US President Bill Clinton, after the American debacle in Somalia, did not want to be bogged down in another African crisis that had little strategic value to American interests. French President Francois Mitterrand supported the Interahamwe’s anti-Tutsi operations. Their sense of guilt spurred mea culpa activities in the United Nations, France, and the US, thereby turning that ‘guilt’ feeling into a weapon for attacking targeted countries.
Faulting African states as a way of escaping responsibility, they promoted a slogan of ‘African solutions to African problems’. Clinton came up with his African Crisis Initiative, whose purpose was to have a stand-by military outfit for Africans to use in ‘solving African problems’. Although it sounded good, it was part of an elaborate and serious scheme to escape responsibility.
Kenya experienced that responsibility-escaping through blame shifting after the August 1998 Al Qaeda attack on the US embassy in Nairobi. While Kenya believed it was attacked as a secondary target because it was close to Israel and the United States, the United States rejected the claim and insisted the attack was because Kenya was corrupt, porous, and inefficient.
Despite the blame shifting and escaping responsibility, the same Al Qaeda attacked New York and Washington DC on September 11, 2001. Was the US then more corrupt, more porous, and more inefficient? Those who failed in Rwanda turned their sense of guilt into an instrument of imperial attacks. To do that, they advanced the concept of ‘humanitarian intervention’ or Responsibility to Protect (R2P), which seemingly enabled big powers to impose their will globally by invading targeted small countries presumably to save lives. Besides creating the impression that Europe was heavenly and other states were hell holes, they actually manufactured assorted ‘hells’.
The most effective application of R2P was the NATO invasion of Libya.
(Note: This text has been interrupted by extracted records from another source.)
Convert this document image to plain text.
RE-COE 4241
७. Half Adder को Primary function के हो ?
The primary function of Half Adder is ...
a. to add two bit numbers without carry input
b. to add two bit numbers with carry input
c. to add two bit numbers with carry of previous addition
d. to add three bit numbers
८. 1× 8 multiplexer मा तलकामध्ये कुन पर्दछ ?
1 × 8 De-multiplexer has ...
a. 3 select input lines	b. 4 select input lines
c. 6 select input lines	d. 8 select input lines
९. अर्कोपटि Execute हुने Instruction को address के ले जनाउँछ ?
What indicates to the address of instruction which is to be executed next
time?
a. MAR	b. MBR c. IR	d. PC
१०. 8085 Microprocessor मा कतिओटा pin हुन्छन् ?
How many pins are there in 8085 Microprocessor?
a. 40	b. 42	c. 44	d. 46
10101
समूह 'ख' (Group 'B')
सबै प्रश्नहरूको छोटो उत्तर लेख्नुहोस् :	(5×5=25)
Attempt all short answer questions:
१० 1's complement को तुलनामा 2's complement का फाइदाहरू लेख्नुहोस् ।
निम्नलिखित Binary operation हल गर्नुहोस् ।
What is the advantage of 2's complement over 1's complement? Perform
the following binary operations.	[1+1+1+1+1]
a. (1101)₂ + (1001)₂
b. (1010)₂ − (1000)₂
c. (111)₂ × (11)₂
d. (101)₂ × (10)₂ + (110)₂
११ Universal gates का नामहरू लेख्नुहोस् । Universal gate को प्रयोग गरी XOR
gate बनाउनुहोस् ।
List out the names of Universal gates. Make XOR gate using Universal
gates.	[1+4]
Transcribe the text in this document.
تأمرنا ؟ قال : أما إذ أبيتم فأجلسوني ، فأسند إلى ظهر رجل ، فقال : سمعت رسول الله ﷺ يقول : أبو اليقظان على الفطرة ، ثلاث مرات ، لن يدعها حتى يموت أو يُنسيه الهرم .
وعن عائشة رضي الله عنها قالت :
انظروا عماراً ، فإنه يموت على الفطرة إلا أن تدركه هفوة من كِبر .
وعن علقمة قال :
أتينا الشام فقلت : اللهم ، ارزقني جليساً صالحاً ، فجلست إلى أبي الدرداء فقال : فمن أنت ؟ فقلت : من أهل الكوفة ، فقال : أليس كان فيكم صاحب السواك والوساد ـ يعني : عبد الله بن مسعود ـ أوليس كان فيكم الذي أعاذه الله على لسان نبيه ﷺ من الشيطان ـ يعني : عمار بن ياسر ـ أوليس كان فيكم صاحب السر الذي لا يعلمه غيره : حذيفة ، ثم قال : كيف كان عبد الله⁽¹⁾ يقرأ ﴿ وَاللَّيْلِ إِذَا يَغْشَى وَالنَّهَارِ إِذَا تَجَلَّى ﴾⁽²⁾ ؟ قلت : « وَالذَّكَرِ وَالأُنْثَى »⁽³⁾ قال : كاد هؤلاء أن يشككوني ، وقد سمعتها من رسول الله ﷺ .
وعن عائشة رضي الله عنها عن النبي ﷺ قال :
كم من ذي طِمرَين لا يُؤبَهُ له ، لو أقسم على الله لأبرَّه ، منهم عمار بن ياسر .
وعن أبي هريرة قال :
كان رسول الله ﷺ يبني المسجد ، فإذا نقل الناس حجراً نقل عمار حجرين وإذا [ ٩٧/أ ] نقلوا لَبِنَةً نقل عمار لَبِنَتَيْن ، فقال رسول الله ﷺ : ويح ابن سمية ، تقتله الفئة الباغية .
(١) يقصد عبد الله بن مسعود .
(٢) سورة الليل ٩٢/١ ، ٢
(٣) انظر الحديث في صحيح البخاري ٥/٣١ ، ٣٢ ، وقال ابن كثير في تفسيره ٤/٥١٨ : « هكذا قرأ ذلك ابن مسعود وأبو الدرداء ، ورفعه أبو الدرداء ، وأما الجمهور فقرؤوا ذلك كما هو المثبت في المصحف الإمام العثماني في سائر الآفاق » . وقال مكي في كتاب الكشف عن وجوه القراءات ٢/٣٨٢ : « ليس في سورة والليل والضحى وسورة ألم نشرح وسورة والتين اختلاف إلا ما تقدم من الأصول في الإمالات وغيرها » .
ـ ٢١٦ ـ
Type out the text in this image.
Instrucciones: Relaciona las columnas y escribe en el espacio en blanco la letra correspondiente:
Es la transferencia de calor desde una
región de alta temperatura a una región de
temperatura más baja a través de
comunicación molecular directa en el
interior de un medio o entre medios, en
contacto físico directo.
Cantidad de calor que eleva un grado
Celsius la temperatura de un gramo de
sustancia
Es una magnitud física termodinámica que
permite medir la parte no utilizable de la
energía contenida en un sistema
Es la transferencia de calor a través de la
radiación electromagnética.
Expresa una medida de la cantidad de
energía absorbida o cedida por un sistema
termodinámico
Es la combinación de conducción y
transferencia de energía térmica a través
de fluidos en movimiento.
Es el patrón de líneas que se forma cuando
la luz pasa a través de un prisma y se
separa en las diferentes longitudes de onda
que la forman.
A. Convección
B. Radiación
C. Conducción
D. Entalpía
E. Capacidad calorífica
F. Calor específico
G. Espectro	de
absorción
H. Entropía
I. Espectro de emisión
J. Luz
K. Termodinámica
The main regret that President Barack Obama had, he confessed, was attacking Libya without thinking of its likely adverse consequences. The French joined Obama in killing Muamar Gaddafi and destruction of Libya. The destruction, however, helped create a migration crisis for Europe as Africans tried to move from the manufactured hell into Europe only for it to close its doors. The migration crisis produced political challenges in the West as anti-immigrant populist nationalists caused political civil wars that disrupted the establishment in individual countries and the EU.
Seeing danger in the influx of ‘people of colour’, they emphasised nationalist desires over Western collective interests. They included Donald Trump (US), Boris Johnson (Britain), Marie Le Pen (France), Victor Orban (Hungary), and Giorgio Meloni (Italy). While Johnson took Britain out of the EU, the Leader of Brothers of Italy, Giorgia Meloni asserts Italian interests in the EU. She had beef with French President Emmanuel Macron’s 2018 view that Italy was closing the heavenly gate to African migrants.
She hit Macron hard on the harmful consequences of French and NATO’s bad activities in Africa which boomeranged on Europe. Revealing silent realities of Euro misadventures in Africa, Meloni argued that the influx of African migrants into Europe was a result of French attacks on Libya. Using the R2P imperial logic, the West weaponised and sanitised its Rwandan guilt by destroying Libya. While the attack ‘proved’ that powers would not condone atrocities, it also plunged the West into a migration crisis. Populist nationalists rose to prominence questioning Euro ideals as they affected specific national interests.